Il s'agit de la récapitulation d'un sermon que le Métropolite Tikhon (Chevkounov) de Pskov et Porkhov, fils spirituel du grand staretz, l’archimandrite Jeann (Krestiankine), a donné à l'occasion du 110ème anniversaire de la naissance du Père Jean, le 11 avril 2020.
Vladyka Tikhon a déclaré : "Le père Jean était un prophète. Beaucoup de ceux qui l'ont connu ont vu cela dans leur propre vie. Les prophéties ne sont pas comprises tant qu'elles ne se réalisent pas. C'est la nature des prophéties, comme nous l'enseignent les Pères saints..."
"En l'an 2000, ceux qui étaient proches du père Jean ont entendu l'histoire suivante. Cette nuit-là, il a eu une vision extraordinaire, une voix, un réveil prophétique, avec des mots précis. Et le lendemain, cette vision s'est répétée avec exactement les mêmes mots. Quand nous avons entendu cela du Père Jean, nous n'avons pas pu le comprendre - les mots étaient trop déroutants". Cela s'est produit le 22 novembre et le 4 décembre, et le lendemain, le 5 décembre.
Vladyka Tikhon a lu les mots, qui ont été notés par le père Jean :
Il a vu quelque chose de terrible et a entendu une voix : "Levez-vous et regardez ce que j'ai permis qu'il arrive, pour vous ramener à la raison : La mort soudaine des gens. Ne cherchez pas qui est à blâmer. Ne cherchez pas qui est à blâmer. Priez ! Soyez toujours prudents, et en toute chose".
"Bien sûr, nous ne pouvons pas dire avec certitude que oui, il s'agit de ce que nous vivons aujourd'hui. Mais cela ne vous rappelle-t-il pas la terrible tentation qui se produit dans le monde entier ? On permet à la mort de rendre visite à tant de gens, mais pas à la mort subite, afin qu'ils aient le temps de faire le point sur leur vie, de se souvenir du bien ou du mal qu'ils ont fait, et de se repentir du mal... Maintenant, quelque chose de terrible est en train de se produire, et le monde entier peut le voir. Beaucoup disent que c'est pour nos péchés. Mais dans la vision, il a été souligné, dit deux fois : "Ne cherchez pas qui est à blâmer". On dit que c'est pour notre froideur, pour l'éclatement de la famille, pour les péchés contre-nature de la chair... Oui, c'est probablement vrai. Mais le Père Jean parlait d'autre chose. "Ne cherchez pas qui est à blâmer" signifie que nous sommes à blâmer, tous sans exception. Cela inclut les gens d'église, parce que le jugement commence avec l'Église, la Maison de Dieu. Si nous essayons de chercher qui est à blâmer en dehors de l'Église, alors nous allons nous tromper complètement. Ce sera parfaitement correct si nous ne cherchons la culpabilité qu'en nous-mêmes pour ce qui a été autorisé à se produire."

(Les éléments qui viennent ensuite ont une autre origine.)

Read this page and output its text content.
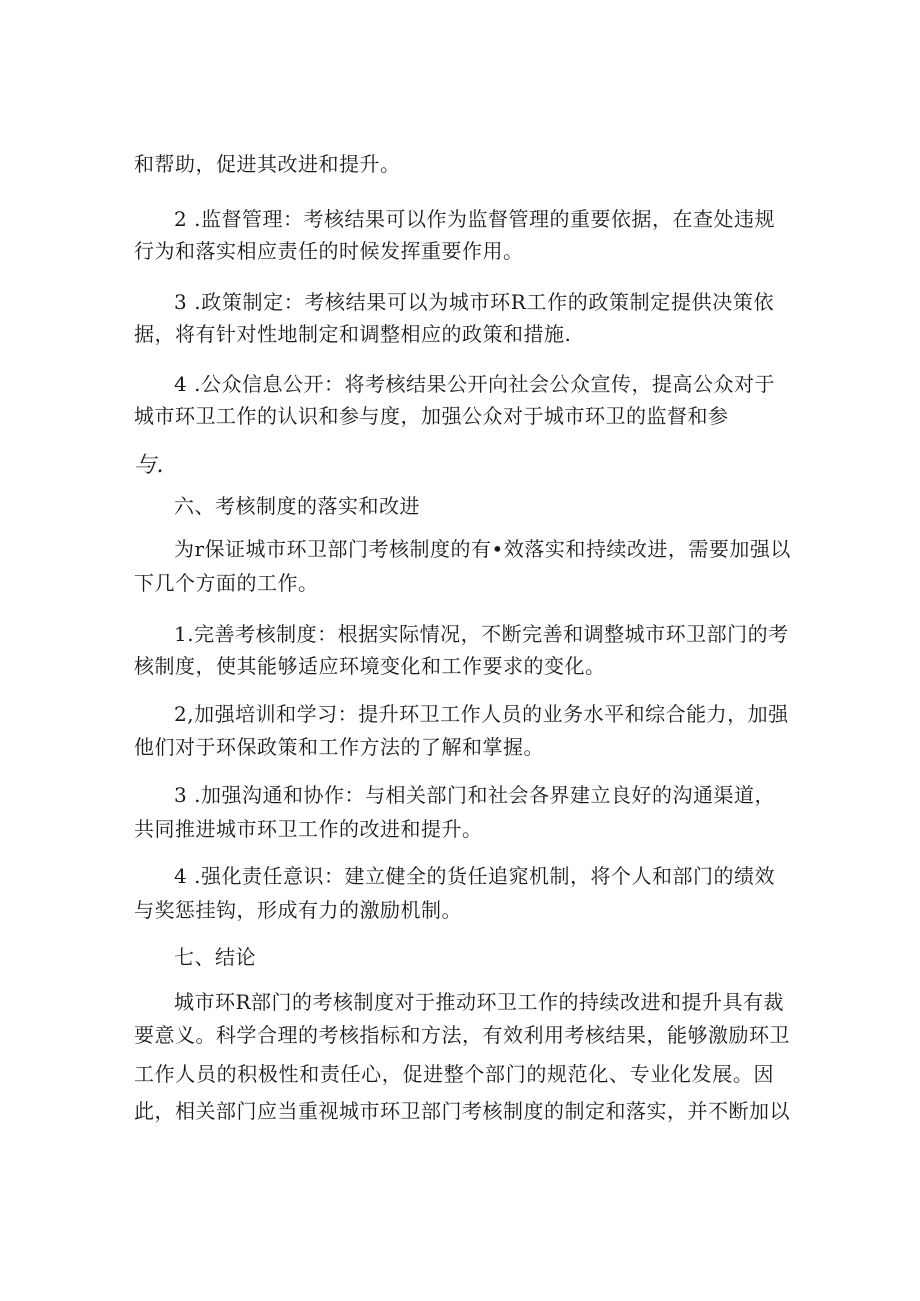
和帮助，促进其改进和提升。
2 .监督管理：考核结果可以作为监督管理的重要依据，在查处违规
行为和落实相应责任的时候发挥重要作用。
3 .政策制定：考核结果可以为城市环R工作的政策制定提供决策依
据，将有针对性地制定和调整相应的政策和措施.
4 .公众信息公开：将考核结果公开向社会公众宣传，提高公众对于
城市环卫工作的认识和参与度，加强公众对于城市环卫的监督和参
与.
六、考核制度的落实和改进
为r保证城市环卫部门考核制度的有•效落实和持续改进，需要加强以
下几个方面的工作。
1.完善考核制度：根据实际情况，不断完善和调整城市环卫部门的考
核制度，使其能够适应环境变化和工作要求的变化。
2,加强培训和学习：提升环卫工作人员的业务水平和综合能力，加强
他们对于环保政策和工作方法的了解和掌握。
3 .加强沟通和协作：与相关部门和社会各界建立良好的沟通渠道，
共同推进城市环卫工作的改进和提升。
4 .强化责任意识：建立健全的货任追窕机制，将个人和部门的绩效
与奖惩挂钩，形成有力的激励机制。
七、结论
城市环R部门的考核制度对于推动环卫工作的持续改进和提升具有裁
要意义。科学合理的考核指标和方法，有效利用考核结果，能够激励环卫
工作人员的积极性和责任心，促进整个部门的规范化、专业化发展。因
此，相关部门应当重视城市环卫部门考核制度的制定和落实，并不断加以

Cela, chers lecteurs, devrait atténuer les discussions stériles entre chrétiens orthodoxes sur la question de savoir si le virus provient d'une chauve-souris ou d'un chat ou d'un génie maléfique. Quoi que ce soit ou qui que ce soit qui soit derrière tout cela a été autorisé par Dieu, pour notre repentir. Et nous pouvons laisser aux professionnels de la santé le soin de débattre de l'immunité des troupeaux par rapport à la distanciation sociale et à l'auto-isolement. Notre travail consiste à prier, et à être prudent en tout temps et en tout lieu.